Piezo-electric energy harvesters (PEHs) are used to produced energy from mechanical vibrations, for instance, bridge vibrations caused by passing vehicles. This energy can be supplied to small electronic devices, such as sensors used for structural health monitoring. In addition to energy generation, PEH can be used as a sensor, since the voltage signal produced by a PEH contains information about the source of vibration (e.g. speed and mass of the passing vehicle or the state of the bridge (healthy or damaged)). Then a dedicated sensor can be eliminated from the sensing system, and the energy produced by a PEH can be used to power other parts of the system more efficiently.

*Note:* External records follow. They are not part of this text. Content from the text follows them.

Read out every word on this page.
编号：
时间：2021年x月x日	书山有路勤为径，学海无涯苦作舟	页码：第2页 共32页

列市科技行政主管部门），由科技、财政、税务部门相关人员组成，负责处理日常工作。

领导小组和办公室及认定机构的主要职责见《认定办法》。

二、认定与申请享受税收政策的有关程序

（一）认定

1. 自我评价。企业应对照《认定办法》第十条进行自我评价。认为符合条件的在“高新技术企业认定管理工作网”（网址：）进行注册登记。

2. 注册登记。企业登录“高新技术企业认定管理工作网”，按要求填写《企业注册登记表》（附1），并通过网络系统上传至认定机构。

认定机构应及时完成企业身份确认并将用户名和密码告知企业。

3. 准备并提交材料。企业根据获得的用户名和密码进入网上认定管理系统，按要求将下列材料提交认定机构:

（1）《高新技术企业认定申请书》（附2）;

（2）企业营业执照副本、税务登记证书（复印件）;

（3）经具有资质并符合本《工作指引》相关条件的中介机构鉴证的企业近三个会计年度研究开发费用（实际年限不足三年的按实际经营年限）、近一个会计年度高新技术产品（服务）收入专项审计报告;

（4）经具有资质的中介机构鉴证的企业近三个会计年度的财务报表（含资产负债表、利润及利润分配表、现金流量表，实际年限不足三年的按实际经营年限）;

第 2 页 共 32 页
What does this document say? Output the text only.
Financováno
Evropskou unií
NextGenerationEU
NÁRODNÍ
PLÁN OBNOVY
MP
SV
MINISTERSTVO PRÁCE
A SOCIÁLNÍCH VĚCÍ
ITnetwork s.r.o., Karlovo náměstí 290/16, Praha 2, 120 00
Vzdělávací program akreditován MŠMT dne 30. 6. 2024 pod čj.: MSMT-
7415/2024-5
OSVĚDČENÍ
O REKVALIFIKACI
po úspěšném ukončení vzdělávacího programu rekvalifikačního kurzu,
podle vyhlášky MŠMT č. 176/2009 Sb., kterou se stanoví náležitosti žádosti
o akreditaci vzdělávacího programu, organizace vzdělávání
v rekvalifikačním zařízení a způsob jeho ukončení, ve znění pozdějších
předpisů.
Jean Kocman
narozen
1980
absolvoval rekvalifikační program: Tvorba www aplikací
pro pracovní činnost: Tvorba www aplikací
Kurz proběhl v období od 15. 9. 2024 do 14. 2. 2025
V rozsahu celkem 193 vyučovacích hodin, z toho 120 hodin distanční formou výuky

The aim of this project is to design bi-functional PEHs, optimised to simultaneously produce maximum energy and accurately sense quantities of interest (e.g. healthy/damaged state of the bridge). For this aim, we use state-of-the-art models and methods of computational mechanics paired with optimisation algorithms and machine learning techniques. A particular task of the ToR project is to produce a large database of CWT-images, using in-house Matlab codes for various traffic characteristics converted to the voltage signals by PEH models with various parameters. Then these CWT-images will be used to train a deep neural network to recognise bridge damage in terms of location and severity, and the accuracy of this voltage-based sensing framework will be quantified. Finally, an optimisation algorithm will be added to identify PEH devices with maximum harvesting and sensing capabilities.

School

Civil and Environmental Engineering

Research Area

Computational mechanics

The project is desktop-based. Access to Matlab and NCI HPC (supercomputer) will be provided. The project will be conducted in collaboration with the team of three PhD students, one postdoc and two staff members.

As an outcome of this project, it is expected to produce a large dataset of images, which will be used for various studies.